По сути, кроме как провалом случившееся назвать было нельзя, по причине чего, собственно, Ровнин и распекал провинившуюся парочку в своем кабинете, причем в присутствии остальных сотрудников отдела. Нет-нет, никакой показательной порки, ничего подобного. Просто случившееся событие даже с учетом специфики работы отдела 15-К являлось из ряда вон выходящим, вот и совместил Олег Георгиевич головомойку с производственным совещанием.
– Правы они оба, – подал голос Михеев, а после потер щеки ладонями, сгоняя остатки сонливости. – Колька действовал полностью по ситуации. И Женька тоже ни при чем, она пыталась этого стервеца спасти, как ей было велено. Но кто мог предположить, что покупатель одержимым окажется? Мало того, что он еще и палить начнет?
– Последнее меня более всего смущает. – Ровнин уселся за стол. – Может, даже больше чем то, что на теневом рынке снова всплыла эта дрянь. Одержимость. Давненько в столице никто таким не баловался, по крайней мере так нагло, в открытую. Втихаря, уверен, случалось, зная нашу клиентуру, можно в том не сомневаться, но вот так, напоказ, с потенциальной готовностью на убийство, чуть ли не демонстративно? Это кто же такой смелый?
– Или глупый, – поправила его Тицина.
– Вот уж нет! – возразила ей тетя Паша. – Наш некто кто угодно, только не дурак. В первую очередь потому что дураку ни к чему тот товар, который выступал предметом сделки. Не по ранжиру он ему. Что там! Он не всякому умнику по плечу. Сколько я смогу назвать имен тех, кто горазд на волшбу или ритуалы такого уровня, при котором понадобятся такие ингредиенты? Десятка полтора максимум, кабы не меньше. Ну а в том, что его собирались пустить в ход максимально скоро, даже не сомневайтесь. Для стояния на полке подобное не приобретают, оно непременно должно пойти в ход. Товар скоропортящийся, месяц-другой, и можно выбрасывать.
– Сдается мне, что список имен, который ты имела в виду, смело можно мартирологом назвать, – заметил Пал Палыч. – Поскольку все его участники мертвы, причем давно.
– Ван Дорк точно жив, собака такая, все никак не окочурится. Он опять меня с Новым годом поздравил и коробку с бельгийским шоколадом передал, – поправила его уборщица. – Но кого-кого, а его точно в Москве нет. И пока меня костлявая не приберет, он сюда не сунется, таковы условия нашей сделки. Плюс еще двадцать лет после моей смерти.
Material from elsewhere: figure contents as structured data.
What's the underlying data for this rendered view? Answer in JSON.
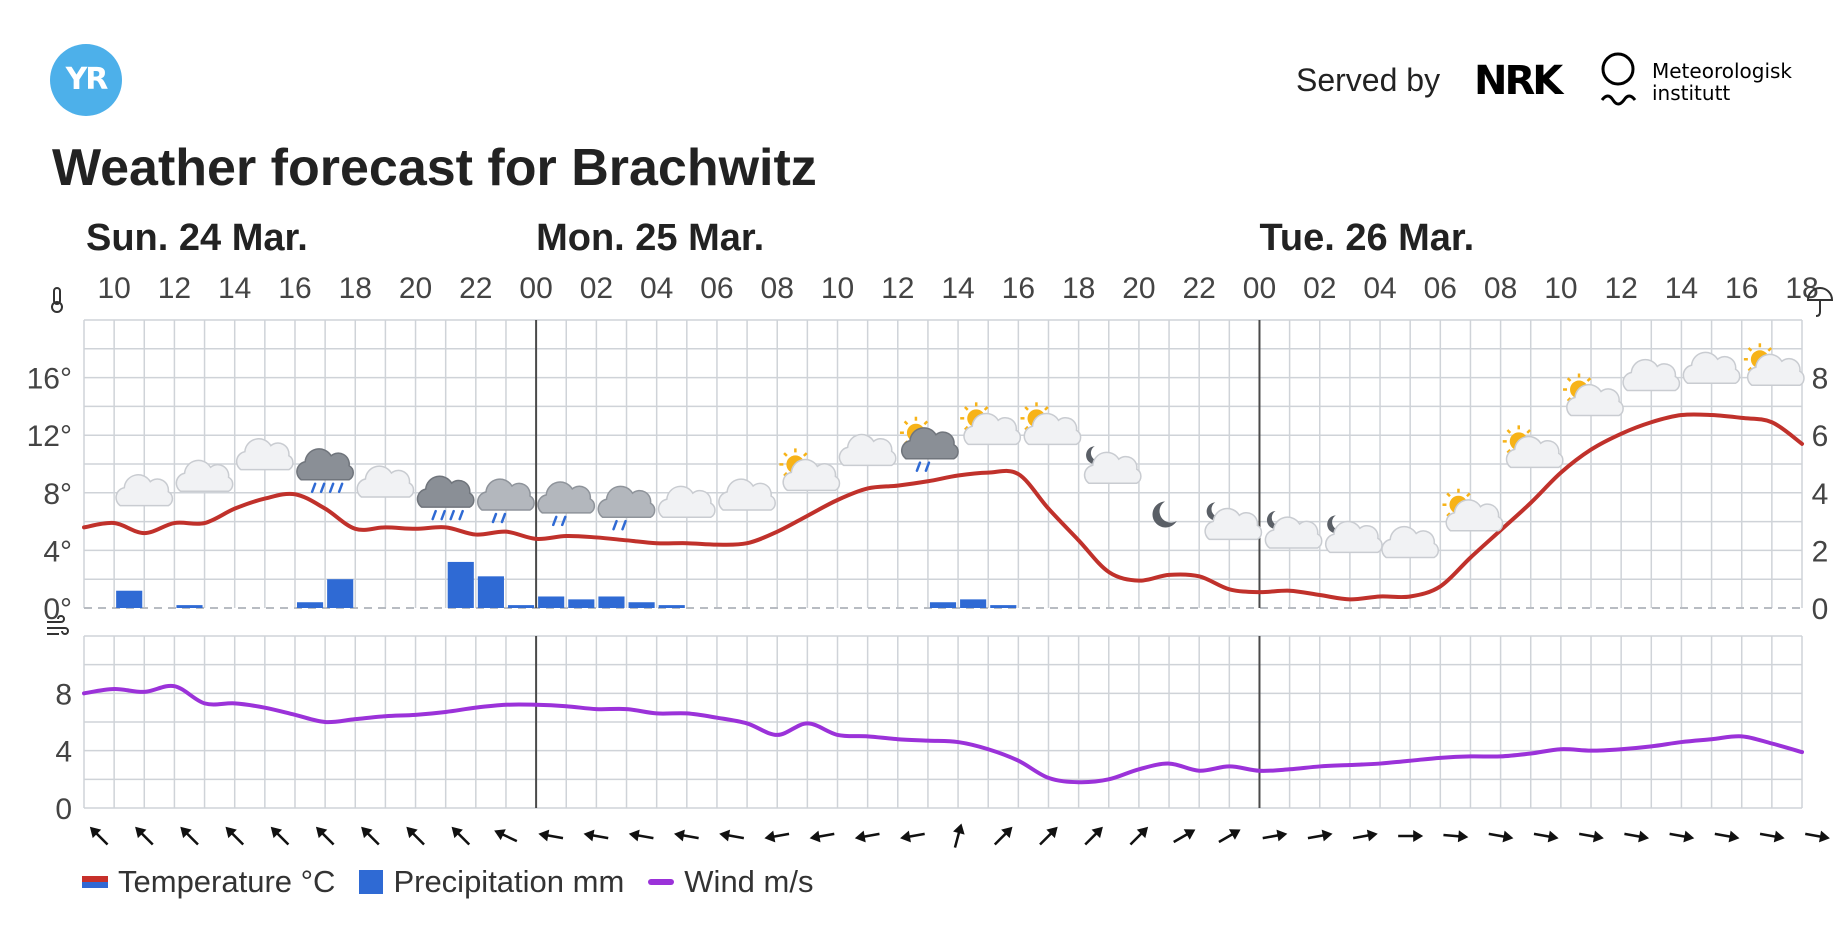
{
  "header": {
    "logo_text": "YR",
    "served_by": "Served by",
    "nrk_logo": "NRK",
    "met_line1": "Meteorologisk",
    "met_line2": "institutt",
    "title": "Weather forecast for Brachwitz"
  },
  "colors": {
    "temperature": "#c0312b",
    "temperature_cold": "#3068d4",
    "precipitation": "#2f6ad4",
    "wind": "#9b32d9",
    "grid": "#cfd3d8",
    "midnight": "#4a4a4a"
  },
  "legend": {
    "temperature": "Temperature °C",
    "precipitation": "Precipitation mm",
    "wind": "Wind m/s"
  },
  "icons": {
    "temp_axis": "thermometer-icon",
    "precip_axis": "umbrella-icon",
    "wind_axis": "wind-icon"
  },
  "chart_data": {
    "type": "line",
    "days": [
      {
        "label": "Sun. 24 Mar.",
        "hour": 10
      },
      {
        "label": "Mon. 25 Mar.",
        "hour": 24
      },
      {
        "label": "Tue. 26 Mar.",
        "hour": 48
      }
    ],
    "hour_labels": [
      "10",
      "12",
      "14",
      "16",
      "18",
      "20",
      "22",
      "00",
      "02",
      "04",
      "06",
      "08",
      "10",
      "12",
      "14",
      "16",
      "18",
      "20",
      "22",
      "00",
      "02",
      "04",
      "06",
      "08",
      "10",
      "12",
      "14",
      "16",
      "18"
    ],
    "start_hour": 9,
    "end_hour": 66,
    "temperature": {
      "unit": "°C",
      "ylim": [
        0,
        20
      ],
      "ticks": [
        "0°",
        "4°",
        "8°",
        "12°",
        "16°"
      ],
      "x": [
        9,
        10,
        11,
        12,
        13,
        14,
        15,
        16,
        17,
        18,
        19,
        20,
        21,
        22,
        23,
        24,
        25,
        26,
        27,
        28,
        29,
        30,
        31,
        32,
        33,
        34,
        35,
        36,
        37,
        38,
        39,
        40,
        41,
        42,
        43,
        44,
        45,
        46,
        47,
        48,
        49,
        50,
        51,
        52,
        53,
        54,
        55,
        56,
        57,
        58,
        59,
        60,
        61,
        62,
        63,
        64,
        65,
        66
      ],
      "values": [
        5.6,
        5.9,
        5.2,
        5.9,
        5.9,
        6.9,
        7.6,
        7.9,
        6.9,
        5.5,
        5.6,
        5.5,
        5.6,
        5.1,
        5.3,
        4.8,
        5.0,
        4.9,
        4.7,
        4.5,
        4.5,
        4.4,
        4.5,
        5.3,
        6.4,
        7.5,
        8.3,
        8.5,
        8.8,
        9.2,
        9.4,
        9.3,
        6.9,
        4.7,
        2.5,
        1.9,
        2.3,
        2.2,
        1.3,
        1.1,
        1.2,
        0.9,
        0.6,
        0.8,
        0.8,
        1.5,
        3.5,
        5.4,
        7.3,
        9.4,
        11.0,
        12.1,
        12.9,
        13.4,
        13.4,
        13.2,
        12.9,
        11.4
      ]
    },
    "precipitation": {
      "unit": "mm",
      "ylim": [
        0,
        10
      ],
      "ticks": [
        "0",
        "2",
        "4",
        "6",
        "8"
      ],
      "values": [
        0,
        0.6,
        0,
        0.1,
        0,
        0,
        0,
        0.2,
        1.0,
        0,
        0,
        0,
        1.6,
        1.1,
        0.1,
        0.4,
        0.3,
        0.4,
        0.2,
        0.1,
        0,
        0,
        0,
        0,
        0,
        0,
        0,
        0,
        0.2,
        0.3,
        0.1,
        0,
        0,
        0,
        0,
        0,
        0,
        0,
        0,
        0,
        0,
        0,
        0,
        0,
        0,
        0,
        0,
        0,
        0,
        0,
        0,
        0,
        0,
        0,
        0,
        0,
        0,
        0
      ]
    },
    "wind": {
      "unit": "m/s",
      "ylim": [
        0,
        12
      ],
      "ticks": [
        "0",
        "4",
        "8"
      ],
      "x": [
        9,
        10,
        11,
        12,
        13,
        14,
        15,
        16,
        17,
        18,
        19,
        20,
        21,
        22,
        23,
        24,
        25,
        26,
        27,
        28,
        29,
        30,
        31,
        32,
        33,
        34,
        35,
        36,
        37,
        38,
        39,
        40,
        41,
        42,
        43,
        44,
        45,
        46,
        47,
        48,
        49,
        50,
        51,
        52,
        53,
        54,
        55,
        56,
        57,
        58,
        59,
        60,
        61,
        62,
        63,
        64,
        65,
        66
      ],
      "values": [
        8.0,
        8.3,
        8.1,
        8.5,
        7.3,
        7.3,
        7.0,
        6.5,
        6.0,
        6.2,
        6.4,
        6.5,
        6.7,
        7.0,
        7.2,
        7.2,
        7.1,
        6.9,
        6.9,
        6.6,
        6.6,
        6.3,
        5.9,
        5.1,
        5.9,
        5.1,
        5.0,
        4.8,
        4.7,
        4.6,
        4.1,
        3.3,
        2.1,
        1.8,
        2.0,
        2.7,
        3.1,
        2.6,
        2.9,
        2.6,
        2.7,
        2.9,
        3.0,
        3.1,
        3.3,
        3.5,
        3.6,
        3.6,
        3.8,
        4.1,
        4.0,
        4.1,
        4.3,
        4.6,
        4.8,
        5.0,
        4.5,
        3.9
      ]
    },
    "wind_directions_deg": [
      -45,
      -45,
      -45,
      -45,
      -45,
      -45,
      -45,
      -45,
      -45,
      -65,
      -80,
      -80,
      -80,
      -80,
      -80,
      -100,
      -100,
      -100,
      -100,
      15,
      45,
      45,
      45,
      45,
      60,
      60,
      80,
      80,
      80,
      90,
      95,
      100,
      100,
      100,
      100,
      100,
      100,
      100,
      100
    ],
    "weather_symbols": [
      {
        "hour": 11,
        "type": "cloud",
        "temp": 7.8
      },
      {
        "hour": 13,
        "type": "cloud",
        "temp": 8.8
      },
      {
        "hour": 15,
        "type": "cloud",
        "temp": 10.3
      },
      {
        "hour": 17,
        "type": "thunder-rain",
        "temp": 9.6
      },
      {
        "hour": 19,
        "type": "cloud",
        "temp": 8.4
      },
      {
        "hour": 21,
        "type": "rain-heavy",
        "temp": 7.7
      },
      {
        "hour": 23,
        "type": "rain-light",
        "temp": 7.5
      },
      {
        "hour": 25,
        "type": "rain-light",
        "temp": 7.3
      },
      {
        "hour": 27,
        "type": "rain-light",
        "temp": 7.0
      },
      {
        "hour": 29,
        "type": "cloud",
        "temp": 7.0
      },
      {
        "hour": 31,
        "type": "cloud",
        "temp": 7.5
      },
      {
        "hour": 33,
        "type": "sun-cloud",
        "temp": 9.0
      },
      {
        "hour": 35,
        "type": "cloud",
        "temp": 10.6
      },
      {
        "hour": 37,
        "type": "sun-rain",
        "temp": 11.2
      },
      {
        "hour": 39,
        "type": "sun-cloud",
        "temp": 12.2
      },
      {
        "hour": 41,
        "type": "sun-cloud",
        "temp": 12.2
      },
      {
        "hour": 43,
        "type": "moon-cloud",
        "temp": 9.5
      },
      {
        "hour": 45,
        "type": "moon",
        "temp": 5.8
      },
      {
        "hour": 47,
        "type": "moon-cloud",
        "temp": 5.6
      },
      {
        "hour": 49,
        "type": "moon-cloud",
        "temp": 5.0
      },
      {
        "hour": 51,
        "type": "moon-cloud",
        "temp": 4.7
      },
      {
        "hour": 53,
        "type": "cloud",
        "temp": 4.2
      },
      {
        "hour": 55,
        "type": "sun-cloud",
        "temp": 6.2
      },
      {
        "hour": 57,
        "type": "sun-cloud",
        "temp": 10.6
      },
      {
        "hour": 59,
        "type": "sun-cloud",
        "temp": 14.2
      },
      {
        "hour": 61,
        "type": "cloud",
        "temp": 15.8
      },
      {
        "hour": 63,
        "type": "cloud",
        "temp": 16.3
      },
      {
        "hour": 65,
        "type": "sun-cloud",
        "temp": 16.3
      }
    ]
  }
}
– А если мы все же неправы? – предположила Вика. – Может, это не для себя покупалось, а для перепродажи? Тому же… Э-э-э… Ван… Как его, теть Паша?
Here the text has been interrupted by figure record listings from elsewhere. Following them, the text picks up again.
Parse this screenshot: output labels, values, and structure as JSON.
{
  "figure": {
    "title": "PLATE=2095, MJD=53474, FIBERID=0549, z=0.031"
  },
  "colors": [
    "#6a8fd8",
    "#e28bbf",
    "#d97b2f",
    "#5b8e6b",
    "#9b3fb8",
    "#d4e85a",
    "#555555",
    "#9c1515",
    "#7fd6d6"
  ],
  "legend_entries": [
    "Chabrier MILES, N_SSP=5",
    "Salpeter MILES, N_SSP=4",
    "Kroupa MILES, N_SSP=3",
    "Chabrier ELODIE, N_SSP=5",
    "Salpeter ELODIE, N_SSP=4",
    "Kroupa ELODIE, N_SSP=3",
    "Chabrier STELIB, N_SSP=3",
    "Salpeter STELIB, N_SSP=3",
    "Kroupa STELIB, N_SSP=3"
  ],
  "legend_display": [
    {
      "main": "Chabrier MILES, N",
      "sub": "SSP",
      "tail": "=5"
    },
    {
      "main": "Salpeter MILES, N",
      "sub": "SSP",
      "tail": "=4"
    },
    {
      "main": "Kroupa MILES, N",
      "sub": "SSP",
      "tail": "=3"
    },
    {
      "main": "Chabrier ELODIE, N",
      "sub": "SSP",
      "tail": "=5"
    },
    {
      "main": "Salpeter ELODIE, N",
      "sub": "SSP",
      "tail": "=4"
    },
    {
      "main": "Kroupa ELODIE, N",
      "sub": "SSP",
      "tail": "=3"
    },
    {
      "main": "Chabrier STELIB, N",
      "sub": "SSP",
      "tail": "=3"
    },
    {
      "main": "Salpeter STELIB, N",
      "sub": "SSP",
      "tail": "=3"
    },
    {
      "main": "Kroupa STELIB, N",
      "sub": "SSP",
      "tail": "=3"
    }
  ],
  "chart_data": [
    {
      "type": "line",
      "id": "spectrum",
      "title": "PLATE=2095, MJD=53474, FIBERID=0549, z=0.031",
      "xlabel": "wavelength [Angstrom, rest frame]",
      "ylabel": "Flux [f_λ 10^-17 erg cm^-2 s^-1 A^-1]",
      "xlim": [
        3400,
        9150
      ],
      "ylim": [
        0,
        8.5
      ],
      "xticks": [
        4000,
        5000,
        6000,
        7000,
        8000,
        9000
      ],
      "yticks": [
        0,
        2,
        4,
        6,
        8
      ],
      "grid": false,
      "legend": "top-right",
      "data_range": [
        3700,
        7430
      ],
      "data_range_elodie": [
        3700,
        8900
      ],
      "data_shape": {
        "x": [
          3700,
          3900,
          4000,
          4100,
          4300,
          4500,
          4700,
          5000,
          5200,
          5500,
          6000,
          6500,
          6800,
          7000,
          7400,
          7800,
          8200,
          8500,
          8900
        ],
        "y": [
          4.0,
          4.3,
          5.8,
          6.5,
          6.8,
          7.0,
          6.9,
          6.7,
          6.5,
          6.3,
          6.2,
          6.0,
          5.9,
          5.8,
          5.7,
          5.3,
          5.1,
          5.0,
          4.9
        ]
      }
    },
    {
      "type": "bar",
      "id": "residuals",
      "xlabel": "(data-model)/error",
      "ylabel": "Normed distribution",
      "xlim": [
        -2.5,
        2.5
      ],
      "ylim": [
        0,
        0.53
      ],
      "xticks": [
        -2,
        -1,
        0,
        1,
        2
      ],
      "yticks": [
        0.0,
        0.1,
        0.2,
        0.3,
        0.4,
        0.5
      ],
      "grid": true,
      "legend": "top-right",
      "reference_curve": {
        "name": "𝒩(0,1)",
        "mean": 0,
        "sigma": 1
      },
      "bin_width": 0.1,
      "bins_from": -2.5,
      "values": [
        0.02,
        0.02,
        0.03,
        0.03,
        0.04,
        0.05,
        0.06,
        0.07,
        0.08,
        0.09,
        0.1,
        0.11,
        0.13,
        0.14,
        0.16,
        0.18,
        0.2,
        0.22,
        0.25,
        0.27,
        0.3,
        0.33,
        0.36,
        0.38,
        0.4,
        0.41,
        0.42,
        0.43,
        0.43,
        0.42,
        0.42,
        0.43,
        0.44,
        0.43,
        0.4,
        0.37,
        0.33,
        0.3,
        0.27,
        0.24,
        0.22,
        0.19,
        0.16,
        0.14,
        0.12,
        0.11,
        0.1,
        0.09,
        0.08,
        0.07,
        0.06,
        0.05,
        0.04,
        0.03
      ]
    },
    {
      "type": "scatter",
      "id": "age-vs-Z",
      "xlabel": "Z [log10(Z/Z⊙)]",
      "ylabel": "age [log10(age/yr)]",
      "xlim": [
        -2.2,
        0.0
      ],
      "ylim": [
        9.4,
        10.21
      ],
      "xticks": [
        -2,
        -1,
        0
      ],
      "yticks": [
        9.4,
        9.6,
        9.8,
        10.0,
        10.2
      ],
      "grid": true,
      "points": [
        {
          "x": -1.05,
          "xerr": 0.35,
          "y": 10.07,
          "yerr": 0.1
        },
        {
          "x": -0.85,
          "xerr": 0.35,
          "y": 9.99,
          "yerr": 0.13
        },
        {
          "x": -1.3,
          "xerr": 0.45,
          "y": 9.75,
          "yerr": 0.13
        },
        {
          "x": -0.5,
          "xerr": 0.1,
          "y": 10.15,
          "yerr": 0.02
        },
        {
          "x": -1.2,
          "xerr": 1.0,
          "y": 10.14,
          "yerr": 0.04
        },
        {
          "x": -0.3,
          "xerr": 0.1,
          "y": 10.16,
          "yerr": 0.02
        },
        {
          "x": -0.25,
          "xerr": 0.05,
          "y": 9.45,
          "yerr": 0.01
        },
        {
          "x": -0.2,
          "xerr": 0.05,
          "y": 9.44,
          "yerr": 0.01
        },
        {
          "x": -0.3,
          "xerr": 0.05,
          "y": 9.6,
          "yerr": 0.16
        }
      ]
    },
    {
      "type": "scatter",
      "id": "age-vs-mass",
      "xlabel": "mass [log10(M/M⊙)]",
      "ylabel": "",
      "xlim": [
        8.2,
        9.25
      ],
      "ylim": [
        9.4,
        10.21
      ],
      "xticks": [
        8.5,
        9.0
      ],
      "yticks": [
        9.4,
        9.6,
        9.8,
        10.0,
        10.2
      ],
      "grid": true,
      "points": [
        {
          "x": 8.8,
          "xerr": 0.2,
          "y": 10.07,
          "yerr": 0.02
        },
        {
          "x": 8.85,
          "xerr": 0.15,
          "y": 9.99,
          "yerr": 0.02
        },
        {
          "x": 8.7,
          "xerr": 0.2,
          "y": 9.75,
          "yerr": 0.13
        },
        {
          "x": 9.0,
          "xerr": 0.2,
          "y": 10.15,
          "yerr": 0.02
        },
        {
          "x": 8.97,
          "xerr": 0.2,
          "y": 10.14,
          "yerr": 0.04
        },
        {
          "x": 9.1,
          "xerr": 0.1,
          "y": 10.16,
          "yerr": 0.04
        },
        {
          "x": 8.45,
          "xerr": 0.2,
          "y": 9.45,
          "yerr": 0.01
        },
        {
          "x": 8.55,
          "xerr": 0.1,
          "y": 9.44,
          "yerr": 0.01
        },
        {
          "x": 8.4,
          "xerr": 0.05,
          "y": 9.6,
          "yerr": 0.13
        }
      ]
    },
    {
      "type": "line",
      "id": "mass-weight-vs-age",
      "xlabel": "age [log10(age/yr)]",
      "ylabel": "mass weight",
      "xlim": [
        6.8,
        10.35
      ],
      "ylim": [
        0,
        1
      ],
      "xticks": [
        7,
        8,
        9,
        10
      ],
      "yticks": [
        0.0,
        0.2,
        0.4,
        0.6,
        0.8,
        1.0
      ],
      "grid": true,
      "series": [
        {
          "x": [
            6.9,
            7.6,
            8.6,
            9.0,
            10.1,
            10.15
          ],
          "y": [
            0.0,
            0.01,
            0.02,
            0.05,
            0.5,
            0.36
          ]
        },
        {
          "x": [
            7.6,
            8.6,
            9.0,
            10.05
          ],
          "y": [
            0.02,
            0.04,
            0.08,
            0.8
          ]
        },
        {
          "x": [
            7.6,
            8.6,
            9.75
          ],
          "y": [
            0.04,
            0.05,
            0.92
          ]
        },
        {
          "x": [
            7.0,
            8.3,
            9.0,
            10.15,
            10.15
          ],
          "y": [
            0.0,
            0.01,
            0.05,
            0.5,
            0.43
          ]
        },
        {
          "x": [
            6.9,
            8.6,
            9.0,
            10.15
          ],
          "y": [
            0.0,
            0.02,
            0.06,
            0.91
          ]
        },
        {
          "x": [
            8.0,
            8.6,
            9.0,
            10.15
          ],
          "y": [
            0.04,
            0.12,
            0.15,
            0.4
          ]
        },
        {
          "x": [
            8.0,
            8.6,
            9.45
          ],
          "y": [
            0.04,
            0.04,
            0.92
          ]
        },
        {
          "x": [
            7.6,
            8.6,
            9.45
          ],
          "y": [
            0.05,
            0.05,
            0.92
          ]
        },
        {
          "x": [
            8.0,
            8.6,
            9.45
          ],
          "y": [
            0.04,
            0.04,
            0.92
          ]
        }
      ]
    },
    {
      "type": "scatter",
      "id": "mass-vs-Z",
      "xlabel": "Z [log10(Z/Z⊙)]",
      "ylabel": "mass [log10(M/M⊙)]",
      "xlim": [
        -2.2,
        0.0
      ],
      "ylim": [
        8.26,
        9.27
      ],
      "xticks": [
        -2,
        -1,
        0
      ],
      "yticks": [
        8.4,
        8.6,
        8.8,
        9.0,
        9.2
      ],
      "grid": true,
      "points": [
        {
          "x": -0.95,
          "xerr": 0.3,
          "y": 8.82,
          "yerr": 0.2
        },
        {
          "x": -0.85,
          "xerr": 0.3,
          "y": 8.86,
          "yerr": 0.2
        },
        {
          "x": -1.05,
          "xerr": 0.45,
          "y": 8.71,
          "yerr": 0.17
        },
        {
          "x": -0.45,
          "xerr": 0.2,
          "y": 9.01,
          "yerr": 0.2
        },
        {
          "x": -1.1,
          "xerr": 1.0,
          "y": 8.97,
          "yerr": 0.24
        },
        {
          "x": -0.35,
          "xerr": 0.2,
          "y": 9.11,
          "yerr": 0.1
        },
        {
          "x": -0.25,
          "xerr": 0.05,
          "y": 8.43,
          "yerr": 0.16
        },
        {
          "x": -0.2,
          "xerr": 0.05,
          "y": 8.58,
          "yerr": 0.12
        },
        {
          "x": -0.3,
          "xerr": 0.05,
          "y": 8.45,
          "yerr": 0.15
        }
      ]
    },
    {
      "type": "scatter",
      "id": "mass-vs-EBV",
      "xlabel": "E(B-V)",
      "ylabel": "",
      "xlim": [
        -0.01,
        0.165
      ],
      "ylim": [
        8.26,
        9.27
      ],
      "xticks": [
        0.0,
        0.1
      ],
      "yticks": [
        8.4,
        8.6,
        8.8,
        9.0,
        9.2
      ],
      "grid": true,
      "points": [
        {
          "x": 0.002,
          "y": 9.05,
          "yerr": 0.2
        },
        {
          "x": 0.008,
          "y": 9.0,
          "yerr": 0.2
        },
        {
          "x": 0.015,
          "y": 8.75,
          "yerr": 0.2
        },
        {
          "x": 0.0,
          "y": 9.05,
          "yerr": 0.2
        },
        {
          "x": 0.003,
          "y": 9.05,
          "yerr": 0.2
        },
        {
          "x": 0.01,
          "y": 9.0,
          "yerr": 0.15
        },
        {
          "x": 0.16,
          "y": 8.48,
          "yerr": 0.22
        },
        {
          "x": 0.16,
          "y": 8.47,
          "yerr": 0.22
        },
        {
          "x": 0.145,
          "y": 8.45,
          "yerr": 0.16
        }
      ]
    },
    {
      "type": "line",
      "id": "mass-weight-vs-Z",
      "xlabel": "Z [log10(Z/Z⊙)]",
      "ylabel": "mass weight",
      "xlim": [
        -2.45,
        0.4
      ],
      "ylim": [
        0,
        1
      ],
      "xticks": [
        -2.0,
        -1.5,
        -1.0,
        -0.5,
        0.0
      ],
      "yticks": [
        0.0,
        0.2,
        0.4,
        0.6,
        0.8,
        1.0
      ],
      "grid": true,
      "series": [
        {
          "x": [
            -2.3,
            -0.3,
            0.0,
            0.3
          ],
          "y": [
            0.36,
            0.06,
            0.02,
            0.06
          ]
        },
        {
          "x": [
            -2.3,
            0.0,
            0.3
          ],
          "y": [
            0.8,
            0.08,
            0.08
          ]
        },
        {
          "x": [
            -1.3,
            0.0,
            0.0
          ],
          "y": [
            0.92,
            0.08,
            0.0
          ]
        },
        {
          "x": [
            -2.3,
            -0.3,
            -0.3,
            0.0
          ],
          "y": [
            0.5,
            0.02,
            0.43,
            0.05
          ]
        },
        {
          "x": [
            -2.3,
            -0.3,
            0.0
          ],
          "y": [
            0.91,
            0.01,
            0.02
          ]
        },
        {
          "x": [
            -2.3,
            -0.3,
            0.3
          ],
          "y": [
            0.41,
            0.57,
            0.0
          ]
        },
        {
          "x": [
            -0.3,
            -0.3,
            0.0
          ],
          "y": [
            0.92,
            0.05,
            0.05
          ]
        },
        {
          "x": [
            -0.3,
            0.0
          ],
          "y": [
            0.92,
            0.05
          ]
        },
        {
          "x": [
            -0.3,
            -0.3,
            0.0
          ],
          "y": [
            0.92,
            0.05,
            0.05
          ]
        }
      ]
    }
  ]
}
– Дорку, – напомнила старушка. – Да нет, не думаю. Слишком сложно. Купи, храни, потом еще через границу переправь, и я сейчас не о доблестной таможенной службе речь веду. Это все время и риски. Очень большие риски. Чересчур уж многослойная схема.
– Зато и доход хорош.
– На Шлюндта намекаешь? – проницательно глянула на девушку тетя Паша. – Ну да, этот здесь обретается и по-прежнему за копейку удавиться готов. Но – нет. Чересчур скользкая тема, даже для него. Очень уж за гранью закона находится. Хотя закон для него, как всегда, вторичен. Главное – следы. Он никогда их не оставляет, а тут вон целый ворох. Да, пока они никуда не ведут, но есть же? Так что, нет, Шлюндт тут ни при чем.
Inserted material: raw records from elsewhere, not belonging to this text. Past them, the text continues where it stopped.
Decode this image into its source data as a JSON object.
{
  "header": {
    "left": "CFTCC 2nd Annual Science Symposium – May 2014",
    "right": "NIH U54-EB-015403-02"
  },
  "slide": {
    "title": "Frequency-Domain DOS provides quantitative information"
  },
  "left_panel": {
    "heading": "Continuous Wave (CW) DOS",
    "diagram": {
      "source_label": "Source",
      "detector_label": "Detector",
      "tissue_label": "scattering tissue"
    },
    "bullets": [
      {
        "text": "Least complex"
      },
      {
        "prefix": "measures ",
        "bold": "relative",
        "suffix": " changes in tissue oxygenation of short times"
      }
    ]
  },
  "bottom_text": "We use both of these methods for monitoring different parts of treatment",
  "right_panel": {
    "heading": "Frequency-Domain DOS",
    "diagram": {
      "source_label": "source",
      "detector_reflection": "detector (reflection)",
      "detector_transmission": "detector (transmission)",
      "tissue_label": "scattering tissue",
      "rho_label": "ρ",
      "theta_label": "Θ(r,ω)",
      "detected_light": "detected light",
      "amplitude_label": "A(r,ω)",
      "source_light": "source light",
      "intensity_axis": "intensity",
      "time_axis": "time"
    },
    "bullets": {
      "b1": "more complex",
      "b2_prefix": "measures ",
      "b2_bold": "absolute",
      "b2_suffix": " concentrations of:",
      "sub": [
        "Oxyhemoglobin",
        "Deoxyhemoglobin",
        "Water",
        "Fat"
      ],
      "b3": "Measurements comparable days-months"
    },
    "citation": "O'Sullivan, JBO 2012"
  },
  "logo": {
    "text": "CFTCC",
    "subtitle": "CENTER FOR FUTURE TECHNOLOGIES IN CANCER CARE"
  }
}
– Что еще примечательно, – кивнув уборщице в знак того, что ее доводы приняты, продолжила Виктория. – А тара-то для хранения изменилась.
– Вроде та же, – глянул на нее Михеев. – Или я что-то упустил?
– Упустил, – подтвердила девушка. – Вот, клеймо появилось. Смотрите.
Она перевернула емкость вверх дном и продемонстрировала собравшимся небольшой кругляш, вдавленный в стекло, на котором были изображены раскрытая книга и меч, как бы рассекающий ее на две части.
– Почти знак качества, – фыркнула Тицина. – Однако!
– Не почти, а он и есть, – мрачно сообщила ей тетя Паша.
– Во наглый! – не выдержала Женька. – Это до какой степени надо быть уверенным в своей неприкасаемости?
– Или неуловимости, – поправила ее Тицина.
– А я думаю, что это как раз очень хорошо, – произнес Николай. – Наглых и самоуверенных ловить проще всего. Они чаще ошибки совершают.
– И да, и нет. – Ровнин достал из ящика стола трубку и пачку табаку. – Чаще, конечно, да, но… Плюс я не уверен, что это личное клеймо нашего фабриканта. Это может быть и цеховой знак, причем с изрядной такой историей, уходящей корнями, например, в Средневековье. Надо будет в базе покопаться, поискать совпадения. Если прав ты, Коля, то на этот раз нам, может, и повезет. Если я, то все не так радужно.